Tuesday, October 1, 2013

My teenage son is rebellious and withdrawn. How do I handle him?

My teenage son is rebellious and withdrawn. How do I handle him?

by Agencies

Q: I have a 17-year-old son. I need to learn some tips from you  as to how to handle him at this vulnerable age? Kindly help. —Rita

Answered by Seema Hingorrany, clinical Psychologist/Author

Rita, your concern is a concern for many parents. Your son is at an important stage called adolescence, which is a period of upheaval and conflict. You will realise that a child who was once  co-operative and communicative suddenly has become opinionated, withdrawn and rebellious. Many parents often wake up one morning to find themselves totally bewildered about how to handle this 'stranger' who used to be their child. To inculcate right values you just need to take off your 'parental hat' and exchange it for 'friend's hat' and talk to him about your own personal hopes, fears, wishes, values, etc. When we show them our human side, including our flaws and weaknesses, we give them permission to accept themselves, and then they are likely to feel free to share those feelings with us. Showing respect for your teen's feelings and developing a non-judgemental attitude are your best tools. Teenagers with high self-esteem and positivity make more responsible health choices. (Read: New-age parenting: Understand your adolescent better!)

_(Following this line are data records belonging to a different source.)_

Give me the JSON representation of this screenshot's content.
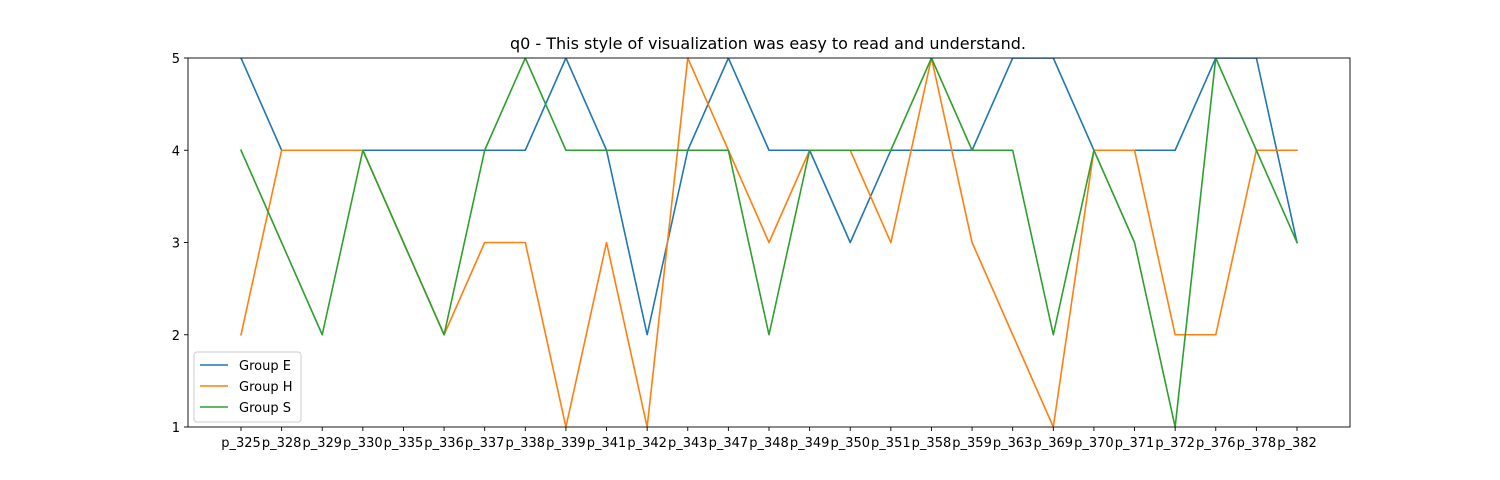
{
  "chart_data": {
    "type": "line",
    "title": "q0 - This style of visualization was easy to read and understand.",
    "xlabel": "",
    "ylabel": "",
    "ylim": [
      1,
      5
    ],
    "yticks": [
      "1",
      "2",
      "3",
      "4",
      "5"
    ],
    "grid": false,
    "legend_position": "lower-left",
    "categories": [
      "p_325",
      "p_328",
      "p_329",
      "p_330",
      "p_335",
      "p_336",
      "p_337",
      "p_338",
      "p_339",
      "p_341",
      "p_342",
      "p_343",
      "p_347",
      "p_348",
      "p_349",
      "p_350",
      "p_351",
      "p_358",
      "p_359",
      "p_363",
      "p_369",
      "p_370",
      "p_371",
      "p_372",
      "p_376",
      "p_378",
      "p_382"
    ],
    "series": [
      {
        "name": "Group E",
        "color": "#1f77b4",
        "values": [
          5,
          4,
          4,
          4,
          4,
          4,
          4,
          4,
          5,
          4,
          2,
          4,
          5,
          4,
          4,
          3,
          4,
          4,
          4,
          5,
          5,
          4,
          4,
          4,
          5,
          5,
          3
        ]
      },
      {
        "name": "Group H",
        "color": "#ff7f0e",
        "values": [
          2,
          4,
          4,
          4,
          3,
          2,
          3,
          3,
          1,
          3,
          1,
          5,
          4,
          3,
          4,
          4,
          3,
          5,
          3,
          2,
          1,
          4,
          4,
          2,
          2,
          4,
          4
        ]
      },
      {
        "name": "Group S",
        "color": "#2ca02c",
        "values": [
          4,
          3,
          2,
          4,
          3,
          2,
          4,
          5,
          4,
          4,
          4,
          4,
          4,
          2,
          4,
          4,
          4,
          5,
          4,
          4,
          2,
          4,
          3,
          1,
          5,
          4,
          3
        ]
      }
    ]
  }
}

Help your teen to build these characteristics by:

-allowing him or her to voice opinions and to be involved in family decisions.
-listening to his or her opinions and feelings helping him or her set realistic goals.
-showing faith in his or her ability to reach those goals giving unconditional love.

Also, one cannot forget that teenagers may look like adults, but they are not. Their brains are still under development, which causes them to be more impulsive, more spontaneous and developmentally not ready to foresee the consequences of their actions. Knowing this  and knowing that they are not ready for certain levels of responsibility can help you better manage your expectations and your relationship.relationships.